Finite Temperature Phase Diagrams by Nested Sampling

The partition function describes the statistical properties of a system in thermodynamic equilibrium and most of the aggregate thermodynamic variables of the system, such as the total energy, free energy, entropy, and pressure, can be expressed in terms of the partition function or its derivatives. Knowledge of the partition function, thus, gives us access to complete finite temperature phase diagram of any material. However, no one has previously been able to compute the partition function for any atomistic system with realistic models of the interatomic interactions and, indeed, it has generally been believed that such a computation is intractable. However, the introduction of the ‘Nested Sampling’ technique has changed this situation. Nested Sampling is a novel inference algorithm developed by Prof John Skilling [1] that provides a method for searching the whole of configuration space in polynomial computational time – in contrast to methods such a simulated annealing for which there is no such rigorous mathematical bound on the amount of computational time needed.
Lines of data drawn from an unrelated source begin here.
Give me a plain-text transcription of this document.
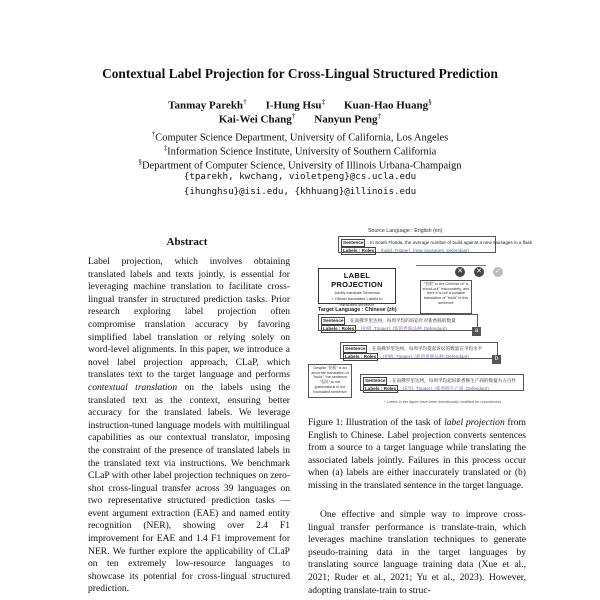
Contextual Label Projection for Cross-Lingual Structured Prediction
Tanmay Parekh† I-Hung Hsu‡ Kuan-Hao Huang§
Kai-Wei Chang† Nanyun Peng†
†Computer Science Department, University of California, Los Angeles
‡Information Science Institute, University of Southern California
§Department of Computer Science, University of Illinois Urbana-Champaign
{tparekh, kwchang, violetpeng}@cs.ucla.edu
{ihunghsu}@isi.edu, {khhuang}@illinois.edu
Abstract
Label projection, which involves obtaining translated labels and texts jointly, is essential for leveraging machine translation to facilitate cross-lingual transfer in structured prediction tasks. Prior research exploring label projection often compromise translation accuracy by favoring simplified label translation or relying solely on word-level alignments. In this paper, we introduce a novel label projection approach, CLaP, which translates text to the target language and performs contextual translation on the labels using the translated text as the context, ensuring better accuracy for the translated labels. We leverage instruction-tuned language models with multilingual capabilities as our contextual translator, imposing the constraint of the presence of translated labels in the translated text via instructions. We benchmark CLaP with other label projection techniques on zero-shot cross-lingual transfer across 39 languages on two representative structured prediction tasks — event argument extraction (EAE) and named entity recognition (NER), showing over 2.4 F1 improvement for EAE and 1.4 F1 improvement for NER. We further explore the applicability of CLaP on ten extremely low-resource languages to showcase its potential for cross-lingual structured prediction.
Source Language : English (en)
Sentence : In South Florida, the average number of build against a new sausages in a flask
Labels : Roles : (build, Trigger), (new sausages, Defendant)
✕ ✕ ✓
LABEL PROJECTION
Jointly translate Sentence
+ Obtain translated Labels in
translated sentence
"拍板" is the Chinese of "a shout-out" inaccurately, and here it is not a suitable translation of "build" in this sentence
Target Language : Chinese (zh)
Sentence : 在南佛罗里达州，每周平均的诉讼针对新香肠的数量
Labels : Roles : (拍板, Trigger), (新的香肠品种, Defendant)	a
Sentence : 在南佛罗里达州，每周平均提起诉讼的数量在平均水平
Labels : Roles : (拍板, Trigger), (新的香肠品种, Defendant)	b
Despite "拍板" is an accurate translation of "build", the sentence "起诉" is not grammatical in the translated sentence
Sentence : 在南佛罗里达州，每周平均起诉新香肠生产商的数量为五百件
Labels : Roles : (起诉, Trigger), (新香肠生产商, Defendant)
* Labels in the figure have been intentionally modified for conciseness
Figure 1: Illustration of the task of label projection from English to Chinese. Label projection converts sentences from a source to a target language while translating the associated labels jointly. Failures in this process occur when (a) labels are either inaccurately translated or (b) missing in the translated sentence in the target language.
One effective and simple way to improve cross-lingual transfer performance is translate-train, which leverages machine translation techniques to generate pseudo-training data in the target languages by translating source language training data (Xue et al., 2021; Ruder et al., 2021; Yu et al., 2023). However, adopting translate-train to struc-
Interestingly, the Nested Sampling algorithm naturally samples configuration space in a way that is closely aligned with the contribution of each region of space to the partition function – high energy regions are sparsely sampled but low energy regions are more densely sampled. In this talk I shall describe how Nested Sampling can be used to calculate partition functions and I will describe a number of applications of the methodology.
[1] AIP Conference Proceedings 735: 395–405 (2004).